Common Palm Civet (Paradoxurus hermaphroditus)
(Asian palm civet, toddy cat, common palm civet)
The common calm civet is a cat-sized mammal growing to about 21 inches in length and weighing about 3.5 kgs. This civet is grayish in colour, with shaggy hair and three rows of black markings that run across its body and more black marking on its ears, feet and snout. Endemic to the Mentawai Islands of Indonesia, these civets are widely found in the Himalayas, Southern China, Philippines, Malay peninsula and Indonesian islands. It’s tolerance and adaptability to extensive habitat change and degradation has made the its population escalating more than other types of civets. These omnivorous mammals feed on rats, insects and vegetation. Though not practiced in Sri Lanka, these civets are used in the Kopi-Luwak (civet coffee) industry in Vietnam, and kept as pets in parts of Indonesia.
Small Indian Civet (Viverricula indica)
tawny grey or greyish brown body, horizontal ring marks on the dorsal and a black and white ringed tail is an unmistakable feature of the small Indian civet. Locals call this civet, Urulewa and it is often seen roaming jungles in search of prey. The ICUN red list of 2016 has recorded this species as of least concern, because of it’s ability to thrive even in fragmented and degrading forests.
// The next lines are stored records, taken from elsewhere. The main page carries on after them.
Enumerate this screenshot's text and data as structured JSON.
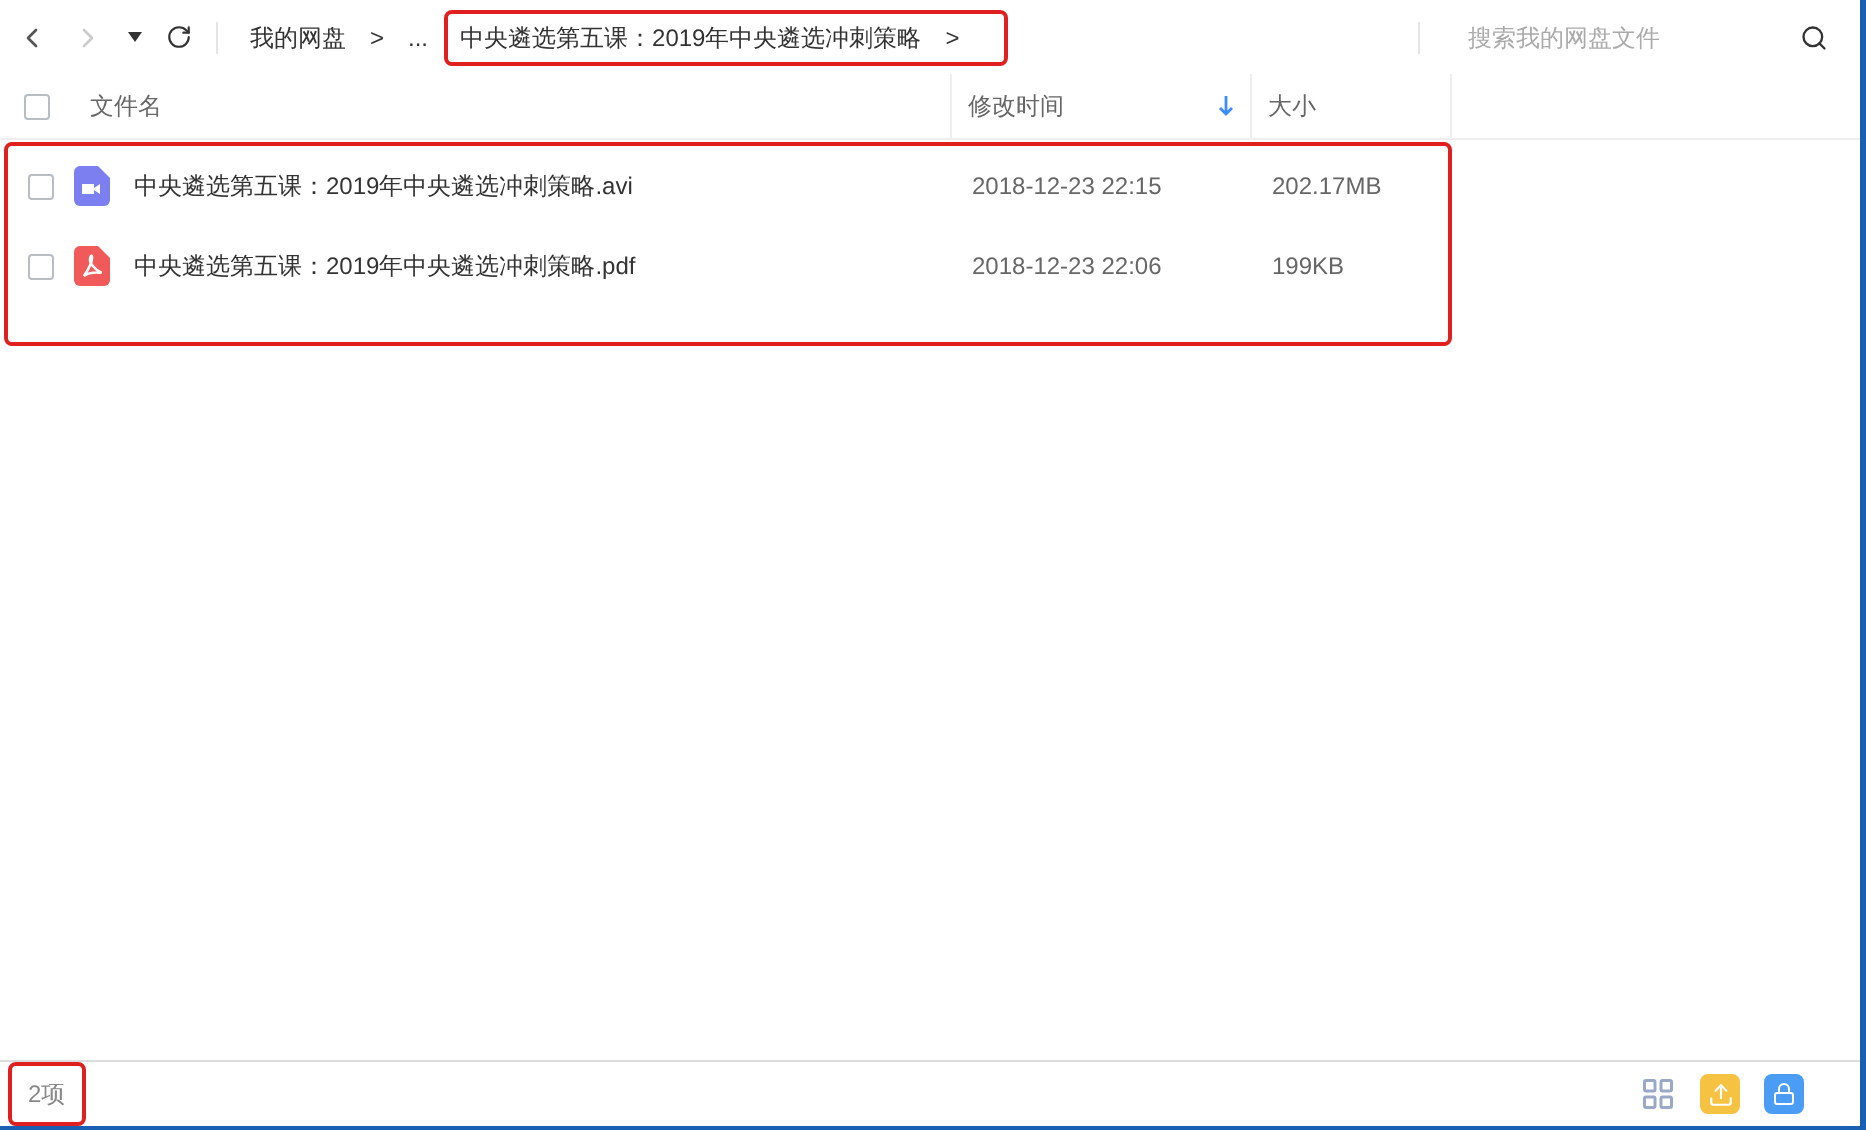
{
  "breadcrumb": {
    "items": [
      {
        "label": "我的网盘",
        "highlighted": false
      },
      {
        "label": "...",
        "highlighted": false
      },
      {
        "label": "中央遴选第五课：2019年中央遴选冲刺策略",
        "highlighted": true
      }
    ],
    "separator": ">"
  },
  "search": {
    "placeholder": "搜索我的网盘文件"
  },
  "select_all": {
    "checked": false
  },
  "columns": [
    {
      "label": "文件名",
      "sorted": false
    },
    {
      "label": "修改时间",
      "sorted": true
    },
    {
      "label": "大小",
      "sorted": false
    }
  ],
  "files_highlighted": true,
  "files": [
    {
      "kind": "video",
      "name": "中央遴选第五课：2019年中央遴选冲刺策略.avi",
      "modified": "2018-12-23 22:15",
      "size": "202.17MB",
      "selected": false
    },
    {
      "kind": "pdf",
      "name": "中央遴选第五课：2019年中央遴选冲刺策略.pdf",
      "modified": "2018-12-23 22:06",
      "size": "199KB",
      "selected": false
    }
  ],
  "status": {
    "count": "2项",
    "highlighted": true
  }
}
Of all the civets in Sri Lanka, this is the most predatory. The small Indian civet is also found in India, Indonesia, Thailand, Myanmar, and parts of China. They have also been recently introduced to islands such as Madagascar and the Comoros islands in Africa. They feed mainly on small vertebrates such as rodents, hares and mouse deers, as well as fruit. These civets are reported to be seen in semi-evergreen and bamboo forests, as well as grasslands, marshlands, and riverine habitats. In Sri Lanka, they are mostly seen around Yala National Park.
Humans And Civets
Civets and humans have crossed paths for years. Decades ago, the glandular secretions of civets was used in the they produce in the perfumery industry, a practice that has seen drastic reduction due to animal rights concerns, and the rise of alternatives in the market. Civets are also used to produce essential oils in countries like India and Thailand for folk medicine and aromatherapy, to treat hormonal imbalances and psychological health.
In Indonesia, civets are used to produce Kopi Luwak, or Kapi Alamid—coffee beans that are collected from the excrement of civets. Known to be a luxurious and aromatic coffee blend, this industry is rapidly growing in popularity and has lead to many palm civets being held in captivity in parts of Southeast Asia. Civets are also hunted for meat in parts of India and extensively in southern parts of China, which has lead to a decline in numbers in recent years.
Luckily none of the aforementioned practices are common in Sri Lanka, which assures a positive future for the fraction of civets who dwell on this island. Civets in Sri Lanka are legally protected under Act No. 30 of the Flora & Fauna Protection Ordinance, which means anyone caught hunting, capturing, or exporting civets can be punished by law.
Civets may not seem as important as other animals to your average citizen, but every animal on this planet contributes to the balance of our ecosystem.